Diese Seite beschreibt den zuverlässigen Betrieb des Servers apps/cloud in produktionsähnlichen selbst gehosteten Umgebungen.

Umfang

  • Mindwtr Cloud ist ein leichtgewichtiges selbst gehostetes Backend für JSON-Synchronisierung und tokenauthentifizierte Endpunkte zur Aufgabenautomatisierung, keine vollständige gehostete App-Oberfläche.
  • Es eignet sich am besten für Einzelmandanten oder kleine vertrauenswürdige Bereitstellungen.
  • Betreiben Sie es hinter einem HTTPS-Reverse-Proxy und mit üblichen Maßnahmen zur Serverhärtung.

Hinweis zur Client-Kompatibilität:

  • Mindwtr-Cloud-Clients verlangen für öffentliche URLs HTTPS.
  • HTTP wird nur für lokale/private Ziele akzeptiert, etwa localhost, 127.0.0.1, 10.x.x.x, 172.16.x.x bis 172.31.x.x, 192.168.x.x, private/Loopback-IPv6-Adressen, *.local und *.home.arpa.
  • Fügen Sie bei eigenem DNS, VPN, Tailscale, ZeroTier oder anderen Namen, die nicht als lokal/privat erkannt werden, TLS auf der Reverse-Proxy-Ebene hinzu.
  • Unsichere Verbindungen (HTTP) erlauben ist ausschließlich für vertrauenswürdige lokale/private Endpunkte gedacht, nicht als Freigabe für öffentliches HTTP.

Bereitstellungstopologie

Empfohlener Aufbau:

  1. Ein Reverse-Proxy (nginx, caddy, traefik) beendet TLS.
  2. Der Cloud-Server-Container/-Prozess lauscht auf einer privaten Schnittstelle.
  3. Ein persistentes Volume speichert MINDWTR_CLOUD_DATA_DIR.
  4. Regelmäßige Sicherungen erfassen das Datenverzeichnis.

Der gleiche Cloud-Dienst verarbeitet:

  • Synchronisierungsverkehr unter /v1/data
  • Endpunkte zur Aufgabenautomatisierung wie /v1/tasks, /v1/projects, /v1/areas, /v1/sections und /v1/search

PUT /v1/data führt zusammen, statt blind zu ersetzen.
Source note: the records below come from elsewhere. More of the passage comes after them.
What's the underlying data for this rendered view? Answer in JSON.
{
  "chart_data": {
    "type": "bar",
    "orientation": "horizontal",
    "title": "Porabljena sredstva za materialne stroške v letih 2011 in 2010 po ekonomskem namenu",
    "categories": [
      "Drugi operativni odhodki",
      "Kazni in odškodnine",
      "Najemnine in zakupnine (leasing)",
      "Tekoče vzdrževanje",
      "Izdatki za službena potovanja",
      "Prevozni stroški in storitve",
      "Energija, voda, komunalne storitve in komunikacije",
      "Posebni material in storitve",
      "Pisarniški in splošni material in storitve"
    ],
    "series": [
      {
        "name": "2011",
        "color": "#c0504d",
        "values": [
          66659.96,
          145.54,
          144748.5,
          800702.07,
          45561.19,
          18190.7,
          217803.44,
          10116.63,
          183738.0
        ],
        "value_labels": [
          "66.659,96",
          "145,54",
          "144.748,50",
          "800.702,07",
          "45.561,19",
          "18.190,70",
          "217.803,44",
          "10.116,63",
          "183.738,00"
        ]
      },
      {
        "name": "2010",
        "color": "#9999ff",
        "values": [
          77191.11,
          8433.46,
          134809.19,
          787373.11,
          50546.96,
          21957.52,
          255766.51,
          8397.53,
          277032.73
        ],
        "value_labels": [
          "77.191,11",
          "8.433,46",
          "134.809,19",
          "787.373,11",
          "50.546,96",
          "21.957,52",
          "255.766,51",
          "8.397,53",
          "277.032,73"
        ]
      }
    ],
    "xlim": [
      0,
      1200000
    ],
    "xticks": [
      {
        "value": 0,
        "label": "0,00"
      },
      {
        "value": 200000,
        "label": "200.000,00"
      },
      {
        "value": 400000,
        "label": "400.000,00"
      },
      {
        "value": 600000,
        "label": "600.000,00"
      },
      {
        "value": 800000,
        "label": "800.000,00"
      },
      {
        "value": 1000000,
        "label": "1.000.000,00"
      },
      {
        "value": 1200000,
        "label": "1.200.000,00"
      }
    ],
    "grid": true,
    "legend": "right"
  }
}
Der Server liest die aktuelle Namensraum-Momentaufnahme, führt sie mit der hochgeladenen Momentaufnahme anhand der normalen revisionsbewussten Mindwtr-Regeln zusammen, validiert das Ergebnis und schreibt es zurück. Ein Client kann durch das Senden einer vollständigen JSON-Nutzlast nicht erwarten, mit einer älteren oder unvollständigen Ansicht neuere entfernte Datensätze zu löschen.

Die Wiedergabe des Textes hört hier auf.